Step 5: Burn the modified image to create a copy-protected CD

Insert a blank CD and start CloneCD again. Click the “Write From Image File” button. Select the image file you modified in step 4 and click next. Select your CD recorder and click Next. Select “Multimedia Audio CD” and click OK to begin burning. [View]

That’s it! You’ve created your very own copy-protected CD.

Now it’s time to test your disc. If everything worked, the files from the data session will be visible from My Computer, but the audio tracks will not appear in Windows Media Player, iTunes, and most other mainstream music players. The CD should play correctly in standalone CD players.

How it works. To see how this form of passive protection works, you can examine the layout of the CD you created. Start Nero and select Disc Info from the Recorder menu. You should see something like this:

(The exact number of tracks you see will depend on how many songs you included.)

Notice that the tracks are grouped into two sessions — essentially two independent CDs burned onto the same disc. Unprotected CDs that combine audio and data files contain audio tracks in the first session and a single data track in the second. The only difference in the passive protected CD you just created is that the second session contains two tracks instead of one.

You added the extra track (shown in yellow) when you edited the disc image in step 4. This simple change makes the audio tracks invisible to most music player applications. It’s not clear why this works, but the most likely explanation is that the behavior is a quirk in the way the Windows CD audio driver handles discs with multiple sessions.

For an added layer of protection, the extraneous track you added to the disc is only 31 frames long. (A frame is 1/75 of a second.) The CD standard requires that tracks be at least 150 frames long. This non-compliant track length will cause errors if you attempt to duplicate the disc with many CD drives and copying applications.

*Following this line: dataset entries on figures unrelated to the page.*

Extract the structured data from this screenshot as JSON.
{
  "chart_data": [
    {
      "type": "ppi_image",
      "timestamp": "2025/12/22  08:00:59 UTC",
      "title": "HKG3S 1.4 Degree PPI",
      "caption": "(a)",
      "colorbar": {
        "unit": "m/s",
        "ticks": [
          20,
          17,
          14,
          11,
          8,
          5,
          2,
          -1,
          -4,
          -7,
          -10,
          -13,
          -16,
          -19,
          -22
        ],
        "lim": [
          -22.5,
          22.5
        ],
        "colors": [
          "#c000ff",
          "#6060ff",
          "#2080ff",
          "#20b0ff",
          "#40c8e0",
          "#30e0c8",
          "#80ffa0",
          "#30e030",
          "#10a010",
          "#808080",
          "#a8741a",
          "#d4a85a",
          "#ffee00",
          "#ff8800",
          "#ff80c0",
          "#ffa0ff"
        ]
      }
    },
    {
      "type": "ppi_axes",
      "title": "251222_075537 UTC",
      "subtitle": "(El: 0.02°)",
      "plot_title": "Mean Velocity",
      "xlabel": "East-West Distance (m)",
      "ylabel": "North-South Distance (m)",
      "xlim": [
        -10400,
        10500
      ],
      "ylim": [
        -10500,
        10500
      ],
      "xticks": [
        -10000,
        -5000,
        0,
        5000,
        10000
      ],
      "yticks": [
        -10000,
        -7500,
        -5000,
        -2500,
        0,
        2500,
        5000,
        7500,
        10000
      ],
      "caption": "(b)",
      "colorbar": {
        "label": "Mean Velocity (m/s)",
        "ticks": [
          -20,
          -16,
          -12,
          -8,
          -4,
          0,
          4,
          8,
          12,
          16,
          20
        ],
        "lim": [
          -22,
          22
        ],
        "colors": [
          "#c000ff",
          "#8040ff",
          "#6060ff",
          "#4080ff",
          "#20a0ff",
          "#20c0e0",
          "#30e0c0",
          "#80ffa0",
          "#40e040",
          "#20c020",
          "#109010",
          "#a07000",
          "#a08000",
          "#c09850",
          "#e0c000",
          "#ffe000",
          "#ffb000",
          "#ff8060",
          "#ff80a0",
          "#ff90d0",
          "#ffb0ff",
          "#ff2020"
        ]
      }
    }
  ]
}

Caveat emptor. Yes, your copy-protected CD is “industrial strength” — XCP and Macrovision employ exactly the same passive protection — but even the pros have their limitations. There are many well-known method for defeating this kind of passive protection, such as:

  • Enhanced software – Advanced CD ripping programs avoid the Windows CD audio driver altogether and communicate directly with the CD drive. Thus, programs such as EAC are able to rip the tracks without any difficulty. – Better CD copying applications, including Nero, support a recording mode called Disc-at-Once/96; this lets them create an exact duplicate of the protected disc even though the last track has an illegal length.
  • Other operating systems – The discs can be ripped with standard software on Macs and on Linux systems. These platforms don’t suffer from the limitation that causes ripping problems on Windows.
  • Magic markers – The famous magic marker trick involves carefully drawing around the outer edge of the CD. This blocks out the second session, allowing the disc to be ripped and copied just like an unprotected CD.

And of course, at any time Microsoft could fix the Windows quirk that is the basis for this technique, rendering it completely ineffective.

Despite these limitations, who wouldn’t enjoy finding a homemade copy-protected CD in their stocking? They’re a great way to spread holiday cheer while preventing anyone else from spreading it further.